In the next step, the team investigated which mechanism ensures that paternal chloroplasts are more likely to be inherited when it is cold. “We know that cold slows down the work of enzymes in plant metabolism. Therefore, we suspected that an enzyme might be involved in blocking paternal inheritance of chloroplasts,” explains Chung’s colleague Enrique Gonzalez-Duran. In fact, the researchers came across an enzyme called DPD1 that normally destroys the chloroplast genetic material during pollen ripening. If they grew plants in which this protein was defective, the pollen actually contained chloroplast genome, as the researchers demonstrated with the help of laser scanning microscopy and PCR tests.

New perspectives for plant breeding and evolutionary biology

Although the father plants manipulated in this way produced slightly less functional pollen than plants with intact DPD1, the researchers were able to pollinate female plants and grow seedlings with these pollen as well. And indeed: the rate of paternal chloroplast inheritance was significantly increased, similar to exposure to cold. When the researchers combined gene manipulation and cold stress, the inheritance rate rose to two to three percent. “That may not sound like much at first, but it is gigantic compared to a one in 100,000 chance that something like this will take place under normal conditions,” says Chung.

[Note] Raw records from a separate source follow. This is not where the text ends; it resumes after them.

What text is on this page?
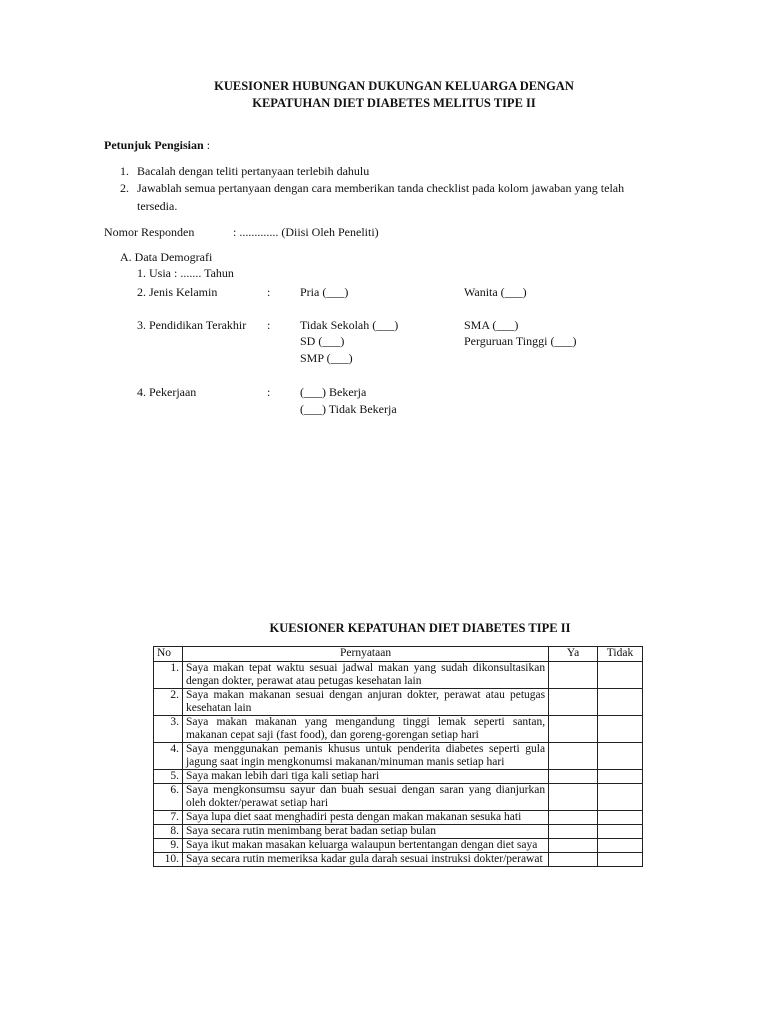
KUESIONER HUBUNGAN DUKUNGAN KELUARGA DENGAN
KEPATUHAN DIET DIABETES MELITUS TIPE II
Petunjuk Pengisian :
1. Bacalah dengan teliti pertanyaan terlebih dahulu
2. Jawablah semua pertanyaan dengan cara memberikan tanda checklist pada kolom jawaban yang telah
tersedia.
Nomor Responden	: ............. (Diisi Oleh Peneliti)
A. Data Demografi
1. Usia : ....... Tahun
2. Jenis Kelamin	: Pria (___)	Wanita (___)
3. Pendidikan Terakhir : Tidak Sekolah (___)
SD (___)
SMP (___)
SMA (___)
Perguruan Tinggi (___)
4. Pekerjaan	: (___) Bekerja
(___) Tidak Bekerja
KUESIONER KEPATUHAN DIET DIABETES TIPE II
No	Pernyataan	Ya	Tidak
1.	Saya makan tepat waktu sesuai jadwal makan yang sudah dikonsultasikan dengan dokter, perawat atau petugas kesehatan lain		
2.	Saya makan makanan sesuai dengan anjuran dokter, perawat atau petugas kesehatan lain		
3.	Saya makan makanan yang mengandung tinggi lemak seperti santan, makanan cepat saji (fast food), dan goreng-gorengan setiap hari		
4.	Saya menggunakan pemanis khusus untuk penderita diabetes seperti gula jagung saat ingin mengkonumsi makanan/minuman manis setiap hari		
5.	Saya makan lebih dari tiga kali setiap hari		
6.	Saya mengkonsumsu sayur dan buah sesuai dengan saran yang dianjurkan oleh dokter/perawat setiap hari		
7.	Saya lupa diet saat menghadiri pesta dengan makan makanan sesuka hati		
8.	Saya secara rutin menimbang berat badan setiap bulan		
9.	Saya ikut makan masakan keluarga walaupun bertentangan dengan diet saya		
10.	Saya secara rutin memeriksa kadar gula darah sesuai instruksi dokter/perawat		
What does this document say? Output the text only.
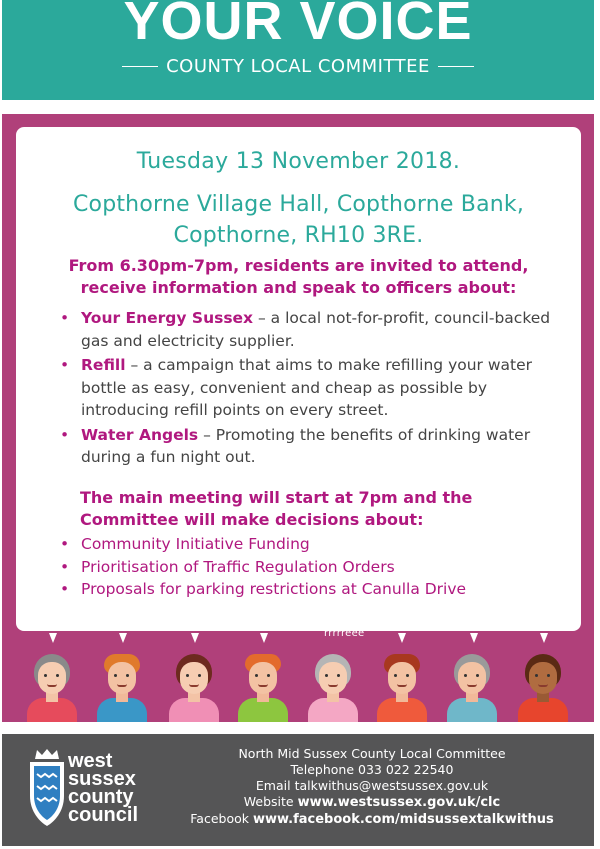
YOUR VOICE
COUNTY LOCAL COMMITTEE
Tuesday 13 November 2018.
Copthorne Village Hall, Copthorne Bank,
Copthorne, RH10 3RE.
From 6.30pm-7pm, residents are invited to attend,
receive information and speak to officers about:
• Your Energy Sussex – a local not-for-profit, council-backed gas and electricity supplier.
• Refill – a campaign that aims to make refilling your water bottle as easy, convenient and cheap as possible by introducing refill points on every street.
• Water Angels – Promoting the benefits of drinking water during a fun night out.
The main meeting will start at 7pm and the
Committee will make decisions about:
• Community Initiative Funding
• Prioritisation of Traffic Regulation Orders
• Proposals for parking restrictions at Canulla Drive
rrrrreee
west
sussex
county
council
North Mid Sussex County Local Committee
Telephone 033 022 22540
Email talkwithus@westsussex.gov.uk
Website www.westsussex.gov.uk/clc
Facebook www.facebook.com/midsussextalkwithus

The findings open up new perspectives for plant breeding: “Because it was previously thought that mitochondria and chloroplasts were only inherited together and only from the mother, there was no way of passing on the properties encoded in their genome separately. The possibility of inheriting the chloroplasts from the father’s side with a simple cold treatment could open the door to completely new breeding programs,” explains Chung’s colleague Ralph Bock. This insight is also important for evolutionary biology. “Our results show how important it is to take environmental conditions into account in genetic research,” says Bock. “It will now be exciting to investigate whether maternal and paternal inherited chloroplasts actually exchange genetic material with each other,” adds Chung.